The long-term goal is after the students graduate from Purdue that they return to their hometowns and start filling those STEM jobs — or even start their own businesses.
The future: What’s next for PPHS?
Bertoline and Bess are looking for 100 high schools in Indiana to adopt all or some parts of the PPHS curriculum to start making changes in the local education systems.
“Those 100 become the leaders. We have other cities and people from around the country who are looking at us,” Bertoline says. “The quality of your education shouldn’t be based on your zip code.”
PPHS has plans to open another four to five schools in population centers across Indiana.
“The real growth and real scale happen when there are collaborations. We are collaborating with traditional school districts where they could do something,” Bess says. “With the technology we are using during the pandemic, there is no reason a student in a rural Indiana school can’t partner with a PPHS student in downtown Indianapolis.”

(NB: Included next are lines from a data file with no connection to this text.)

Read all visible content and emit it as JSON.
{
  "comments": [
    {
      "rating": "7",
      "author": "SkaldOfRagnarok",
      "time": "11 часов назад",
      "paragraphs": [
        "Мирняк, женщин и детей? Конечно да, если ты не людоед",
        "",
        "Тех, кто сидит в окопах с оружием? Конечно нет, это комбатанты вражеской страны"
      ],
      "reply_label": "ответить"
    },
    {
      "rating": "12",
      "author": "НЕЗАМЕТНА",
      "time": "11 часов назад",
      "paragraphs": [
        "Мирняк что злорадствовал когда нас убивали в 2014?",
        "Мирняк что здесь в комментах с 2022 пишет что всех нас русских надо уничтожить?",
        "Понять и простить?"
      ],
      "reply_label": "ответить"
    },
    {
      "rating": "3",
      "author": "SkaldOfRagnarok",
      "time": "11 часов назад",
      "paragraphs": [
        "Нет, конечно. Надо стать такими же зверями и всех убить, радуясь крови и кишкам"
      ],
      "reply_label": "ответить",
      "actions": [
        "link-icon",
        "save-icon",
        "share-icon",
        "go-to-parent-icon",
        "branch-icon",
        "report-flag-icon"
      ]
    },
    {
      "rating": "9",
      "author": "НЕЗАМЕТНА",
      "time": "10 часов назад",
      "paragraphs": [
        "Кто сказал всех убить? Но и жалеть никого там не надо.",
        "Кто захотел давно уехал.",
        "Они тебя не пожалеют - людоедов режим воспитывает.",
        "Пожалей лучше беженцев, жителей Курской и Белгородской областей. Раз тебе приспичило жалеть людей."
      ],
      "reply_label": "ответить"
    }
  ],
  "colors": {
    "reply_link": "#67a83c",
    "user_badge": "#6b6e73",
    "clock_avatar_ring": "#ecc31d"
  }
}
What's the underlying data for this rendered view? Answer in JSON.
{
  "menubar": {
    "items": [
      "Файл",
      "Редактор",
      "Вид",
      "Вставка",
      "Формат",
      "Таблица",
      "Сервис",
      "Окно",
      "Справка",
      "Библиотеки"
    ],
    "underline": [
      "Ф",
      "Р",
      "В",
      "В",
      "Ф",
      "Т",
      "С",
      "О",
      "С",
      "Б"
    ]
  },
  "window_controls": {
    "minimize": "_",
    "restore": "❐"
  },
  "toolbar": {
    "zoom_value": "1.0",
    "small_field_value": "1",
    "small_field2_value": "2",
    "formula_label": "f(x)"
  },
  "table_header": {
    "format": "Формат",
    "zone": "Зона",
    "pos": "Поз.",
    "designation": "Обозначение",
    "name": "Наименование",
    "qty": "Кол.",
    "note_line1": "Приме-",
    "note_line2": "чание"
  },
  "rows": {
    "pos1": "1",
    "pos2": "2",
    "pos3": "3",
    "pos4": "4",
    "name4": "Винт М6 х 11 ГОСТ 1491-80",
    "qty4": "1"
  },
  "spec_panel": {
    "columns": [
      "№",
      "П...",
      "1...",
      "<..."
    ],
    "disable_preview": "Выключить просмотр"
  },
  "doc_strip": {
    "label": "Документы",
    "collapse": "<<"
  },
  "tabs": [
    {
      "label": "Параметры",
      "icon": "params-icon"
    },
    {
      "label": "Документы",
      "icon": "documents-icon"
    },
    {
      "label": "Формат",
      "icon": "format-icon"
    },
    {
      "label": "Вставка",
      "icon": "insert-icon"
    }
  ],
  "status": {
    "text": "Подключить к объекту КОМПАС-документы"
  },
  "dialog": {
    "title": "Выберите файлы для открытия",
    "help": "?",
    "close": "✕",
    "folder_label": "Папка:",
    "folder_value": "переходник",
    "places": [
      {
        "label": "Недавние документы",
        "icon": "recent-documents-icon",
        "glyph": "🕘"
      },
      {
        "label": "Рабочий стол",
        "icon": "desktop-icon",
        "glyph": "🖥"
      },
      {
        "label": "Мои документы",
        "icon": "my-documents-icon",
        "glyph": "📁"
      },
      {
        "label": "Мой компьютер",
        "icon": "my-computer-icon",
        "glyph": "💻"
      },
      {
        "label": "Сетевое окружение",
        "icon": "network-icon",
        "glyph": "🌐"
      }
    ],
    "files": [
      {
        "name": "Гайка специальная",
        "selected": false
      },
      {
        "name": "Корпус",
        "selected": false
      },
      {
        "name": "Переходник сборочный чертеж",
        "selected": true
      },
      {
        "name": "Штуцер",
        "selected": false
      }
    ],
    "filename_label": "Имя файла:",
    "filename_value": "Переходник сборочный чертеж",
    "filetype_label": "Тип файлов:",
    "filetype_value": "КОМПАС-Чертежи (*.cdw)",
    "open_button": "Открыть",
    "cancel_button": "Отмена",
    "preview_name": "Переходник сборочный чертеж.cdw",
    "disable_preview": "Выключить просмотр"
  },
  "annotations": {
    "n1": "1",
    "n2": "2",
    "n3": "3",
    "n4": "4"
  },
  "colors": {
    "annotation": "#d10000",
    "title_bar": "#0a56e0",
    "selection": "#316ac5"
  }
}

Bess wants to continue capturing and growing the talents of students of all ages.
“My passion is bringing about change. We can show it can be done in the most difficult of circumstances,” Bess says. “We owe it as a country to our young people – let’s do something different. We have part of the answer. You can dare to do something different at the high school level. But you’ll have all of these other experiences. There’s talent to solve it.”